LaMoGen: Laban Movement-Guided Diffusion for Text-to-Motion Generation
Heechang Kim, Gwanghyun Kim, Se Young Chun
TL;DR
LaMoGen addresses the challenge of fine-grained expressive control in text-to-motion generation by integrating Laban Movement Analysis (LMA) with diffusion-based synthesis. It introduces a zero-shot, inference-time guidance mechanism that differentiably models LMA features and updates the text embedding during DDIM sampling to align generated motions with target Laban Effort and Shape tags, while preserving the motion's identity. The method comprises differentiable Laban feature extraction, a two-step generation pipeline (baseline then Laban-guided refinement), and a relative Laban loss that steers conditioning during sampling. Quantitative and qualitative results show improved controllability and disentanglement of expressive attributes, with only modest trade-offs in text-motion alignment, demonstrating practical potential for expressive motion synthesis without additional training data.
Abstract
Diverse human motion generation is an increasingly important task, having various applications in computer vision, human-computer interaction and animation. While text-to-motion synthesis using diffusion models has shown success in generating high-quality motions, achieving fine-grained expressive motion control remains a significant challenge. This is due to the lack of motion style diversity in datasets and the difficulty of expressing quantitative characteristics in natural language.
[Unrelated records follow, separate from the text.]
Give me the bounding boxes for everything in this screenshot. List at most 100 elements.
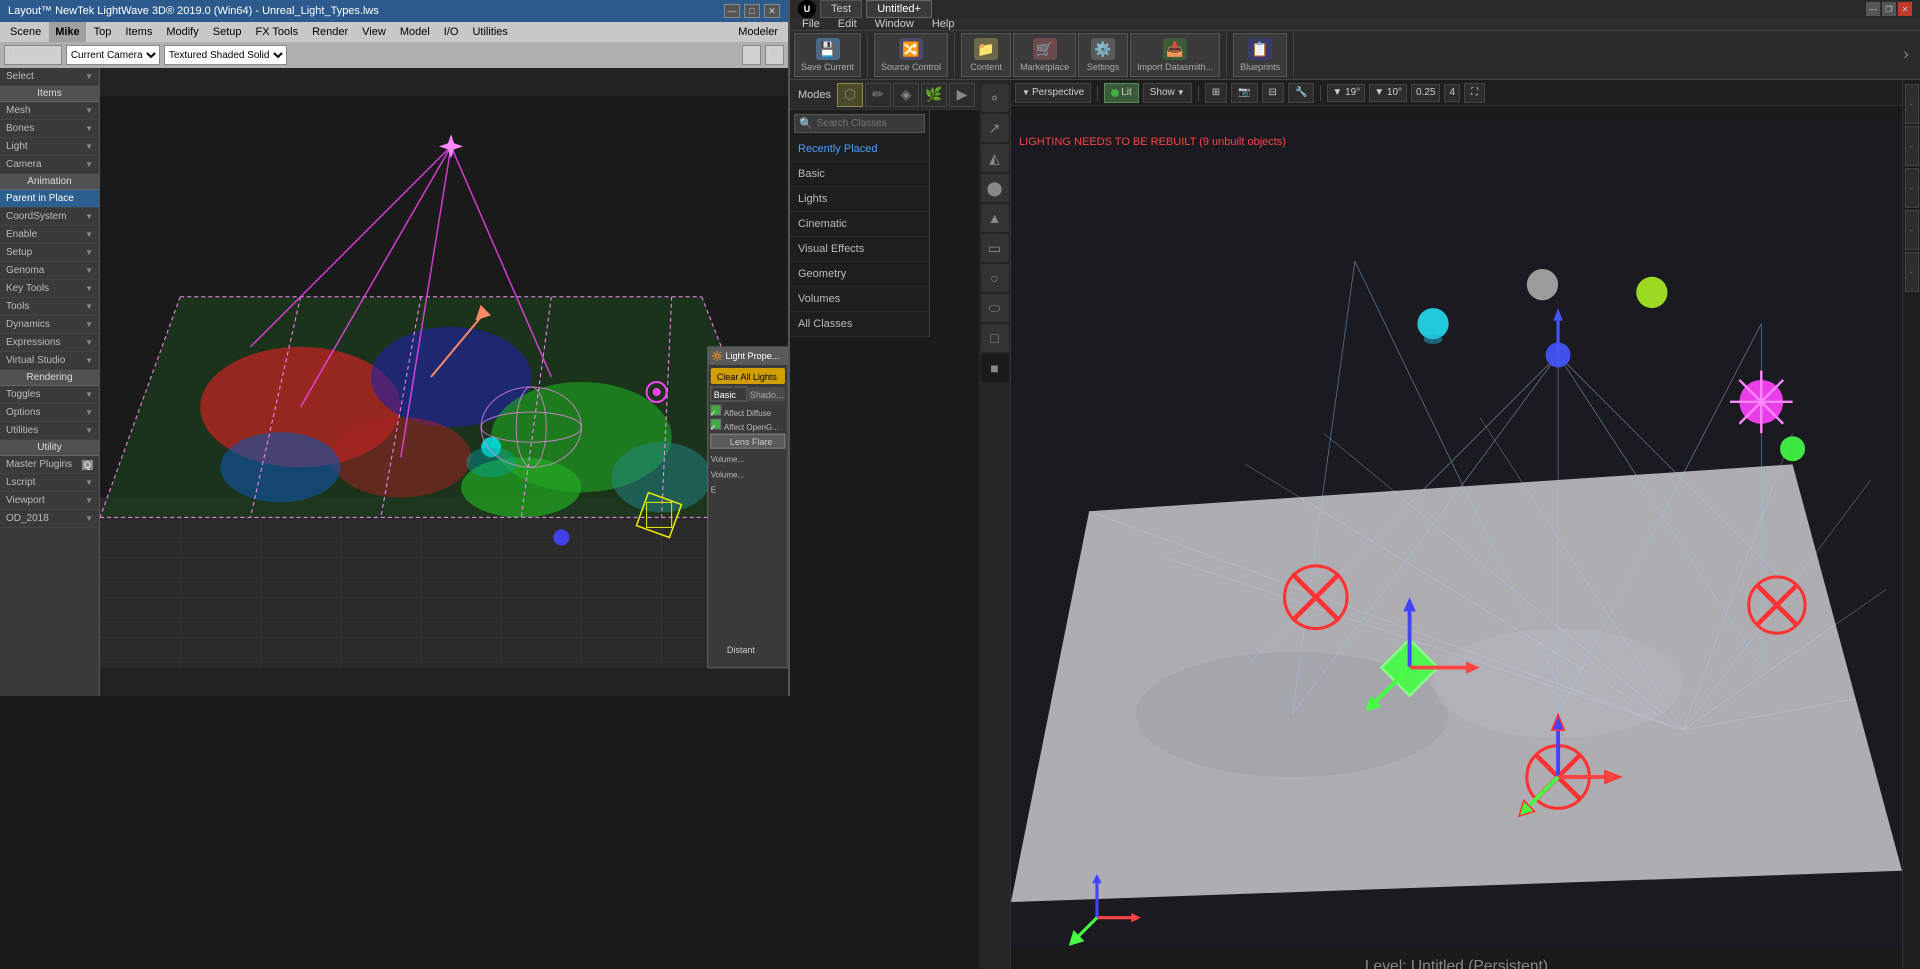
ue-content-btn[interactable]: 📁 Content [961, 33, 1011, 77]
ue-save-current-btn[interactable]: 💾 Save Current [794, 33, 861, 77]
ue-strip-sphere2[interactable]: ○ [981, 264, 1009, 292]
ue-menu-help[interactable]: Help [924, 18, 963, 30]
ue-vp-maximize-btn[interactable]: ⛶ [1464, 83, 1485, 103]
lw-close-btn[interactable]: ✕ [764, 4, 780, 18]
ue-strip-sphere[interactable]: ⚬ [981, 84, 1009, 112]
lw-sidebar-genoma[interactable]: Genoma▼ [0, 262, 99, 280]
lw-sidebar-viewport[interactable]: Viewport▼ [0, 492, 99, 510]
ue-place-lights[interactable]: Lights [790, 187, 929, 212]
lw-menu-utilities[interactable]: Utilities [466, 22, 513, 42]
ue-toolbar-expand-btn[interactable]: › [1896, 33, 1916, 77]
lw-sidebar-setup[interactable]: Setup▼ [0, 244, 99, 262]
ue-menu-file[interactable]: File [794, 18, 828, 30]
lw-sidebar-parent-in-place[interactable]: Parent in Place [0, 190, 99, 208]
ue-mode-geometry[interactable]: ▶ [949, 83, 975, 107]
ue-vp-lit-btn[interactable]: Lit [1104, 83, 1139, 103]
lw-sidebar-options[interactable]: Options▼ [0, 404, 99, 422]
ue-edge-btn-5[interactable]: › [1905, 252, 1919, 292]
lw-grid-btn[interactable]: ▦ [765, 45, 784, 65]
ue-vp-grid-btn[interactable]: ⊟ [1262, 83, 1284, 103]
lw-menu-modify[interactable]: Modify [160, 22, 204, 42]
lw-menu-fxtools[interactable]: FX Tools [249, 22, 304, 42]
ue-minimize-btn[interactable]: — [1866, 2, 1880, 16]
lw-menu-view[interactable]: View [356, 22, 392, 42]
ue-strip-arrow[interactable]: ↗ [981, 114, 1009, 142]
lw-menu-modeler[interactable]: Modeler [732, 22, 784, 42]
ue-strip-plane[interactable]: ▭ [981, 234, 1009, 262]
lw-sidebar-mesh[interactable]: Mesh▼ [0, 102, 99, 120]
lw-menu-io[interactable]: I/O [438, 22, 465, 42]
lw-sidebar-bones[interactable]: Bones▼ [0, 120, 99, 138]
ue-place-visual-effects[interactable]: Visual Effects [790, 237, 929, 262]
lw-sidebar-utilities[interactable]: Utilities▼ [0, 422, 99, 440]
ue-viewport[interactable]: ▼ Perspective Lit Show ▼ ⊞ 📷 ⊟ 🔧 [1011, 80, 1902, 969]
ue-mode-paint[interactable]: ✏ [865, 83, 891, 107]
ue-place-geometry[interactable]: Geometry [790, 262, 929, 287]
ue-vp-angle1[interactable]: ▼ 19° [1327, 84, 1365, 102]
lw-sidebar-select[interactable]: Select▼ [0, 68, 99, 86]
ue-close-btn[interactable]: ✕ [1898, 2, 1912, 16]
lw-camera-select[interactable]: Current Camera [66, 45, 160, 65]
ue-menu-edit[interactable]: Edit [830, 18, 865, 30]
lw-menu-model[interactable]: Model [394, 22, 436, 42]
lw-sidebar-camera[interactable]: Camera▼ [0, 156, 99, 174]
ue-tab[interactable]: Untitled+ [866, 0, 932, 18]
ue-vp-camera-btn[interactable]: 📷 [1231, 83, 1257, 103]
lw-sidebar-coordsystem[interactable]: CoordSystem▼ [0, 208, 99, 226]
lw-load-save-btn[interactable]: Load/Save [4, 45, 62, 65]
ue-place-recently[interactable]: Recently Placed [790, 137, 929, 162]
lw-sidebar-master-plugins[interactable]: Master PluginsQ [0, 456, 99, 474]
lw-settings-btn[interactable]: ⚙ [742, 45, 761, 65]
ue-edge-btn-1[interactable]: › [1905, 84, 1919, 124]
ue-strip-cylinder[interactable]: ⬤ [981, 174, 1009, 202]
lw-sidebar-enable[interactable]: Enable▼ [0, 226, 99, 244]
ue-import-btn[interactable]: 📥 Import Datasmith... [1130, 33, 1220, 77]
ue-source-control-btn[interactable]: 🔀 Source Control [874, 33, 948, 77]
lw-menu-mike[interactable]: Mike [49, 22, 85, 42]
ue-place-volumes[interactable]: Volumes [790, 287, 929, 312]
lw-viewport[interactable]: 🔆 Light Prope... Clear All Lights Basic … [100, 68, 788, 696]
ue-search-input[interactable] [817, 118, 949, 129]
ue-vp-angle2[interactable]: ▼ 10° [1369, 84, 1407, 102]
ue-strip-tri[interactable]: ◭ [981, 144, 1009, 172]
ue-restore-btn[interactable]: ❐ [1882, 2, 1896, 16]
ue-place-basic[interactable]: Basic [790, 162, 929, 187]
lw-menu-render[interactable]: Render [306, 22, 354, 42]
lw-sidebar-dynamics[interactable]: Dynamics▼ [0, 316, 99, 334]
lw-menu-scene[interactable]: Scene [4, 22, 47, 42]
ue-edge-btn-4[interactable]: › [1905, 210, 1919, 250]
lw-sidebar-key-tools[interactable]: Key Tools▼ [0, 280, 99, 298]
ue-place-cinematic[interactable]: Cinematic [790, 212, 929, 237]
ue-blueprints-btn[interactable]: 📋 Blueprints [1233, 33, 1287, 77]
lw-sidebar-tools[interactable]: Tools▼ [0, 298, 99, 316]
ue-mode-select[interactable]: ⬡ [837, 83, 863, 107]
ue-mode-foliage[interactable]: 🌿 [921, 83, 947, 107]
lw-sidebar-light[interactable]: Light▼ [0, 138, 99, 156]
ue-mode-landscape[interactable]: ◈ [893, 83, 919, 107]
ue-vp-show-btn[interactable]: Show ▼ [1143, 83, 1192, 103]
ue-strip-cube[interactable]: □ [981, 324, 1009, 352]
ue-vp-options-btn[interactable]: ⊞ [1205, 83, 1227, 103]
ue-place-all-classes[interactable]: All Classes [790, 312, 929, 337]
ue-3d-viewport[interactable]: LIGHTING NEEDS TO BE REBUILT (9 unbuilt … [1011, 106, 1902, 969]
ue-settings-btn[interactable]: ⚙️ Settings [1078, 33, 1128, 77]
lw-menu-setup[interactable]: Setup [207, 22, 248, 42]
lw-sidebar-od2018[interactable]: OD_2018▼ [0, 510, 99, 528]
lw-sidebar-virtual-studio[interactable]: Virtual Studio▼ [0, 352, 99, 370]
ue-vp-perspective-btn[interactable]: ▼ Perspective [1015, 83, 1091, 103]
ue-marketplace-btn[interactable]: 🛒 Marketplace [1013, 33, 1076, 77]
ue-strip-capsule[interactable]: ⬭ [981, 294, 1009, 322]
lw-menu-top[interactable]: Top [88, 22, 118, 42]
ue-edge-btn-2[interactable]: › [1905, 126, 1919, 166]
lw-view-mode-select[interactable]: Textured Shaded Solid [164, 45, 287, 65]
ue-vp-speed[interactable]: 0.25 [1411, 84, 1440, 102]
ue-vp-scale[interactable]: 4 [1444, 84, 1460, 102]
lw-sidebar-toggles[interactable]: Toggles▼ [0, 386, 99, 404]
ue-strip-cone[interactable]: ▲ [981, 204, 1009, 232]
lw-menu-items[interactable]: Items [119, 22, 158, 42]
lw-sidebar-expressions[interactable]: Expressions▼ [0, 334, 99, 352]
lw-sidebar-lscript[interactable]: Lscript▼ [0, 474, 99, 492]
lw-maximize-btn[interactable]: □ [744, 4, 760, 18]
ue-menu-window[interactable]: Window [867, 18, 922, 30]
lw-minimize-btn[interactable]: — [724, 4, 740, 18]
Laban movement analysis has been widely used by dance experts to express the details of motion including motion quality as consistent as possible. Inspired by that, this work aims for interpretable and expressive control of human motion generation by seamlessly integrating the quantification methods of Laban Effort and Shape components into the text-guided motion generation models. Our proposed zero-shot, inference-time optimization method guides the motion generation model to have desired Laban Effort and Shape components without any additional motion data by updating the text embedding of pretrained diffusion models during the sampling step. We demonstrate that our approach yields diverse expressive motion qualities while preserving motion identity by successfully manipulating motion attributes according to target Laban tags.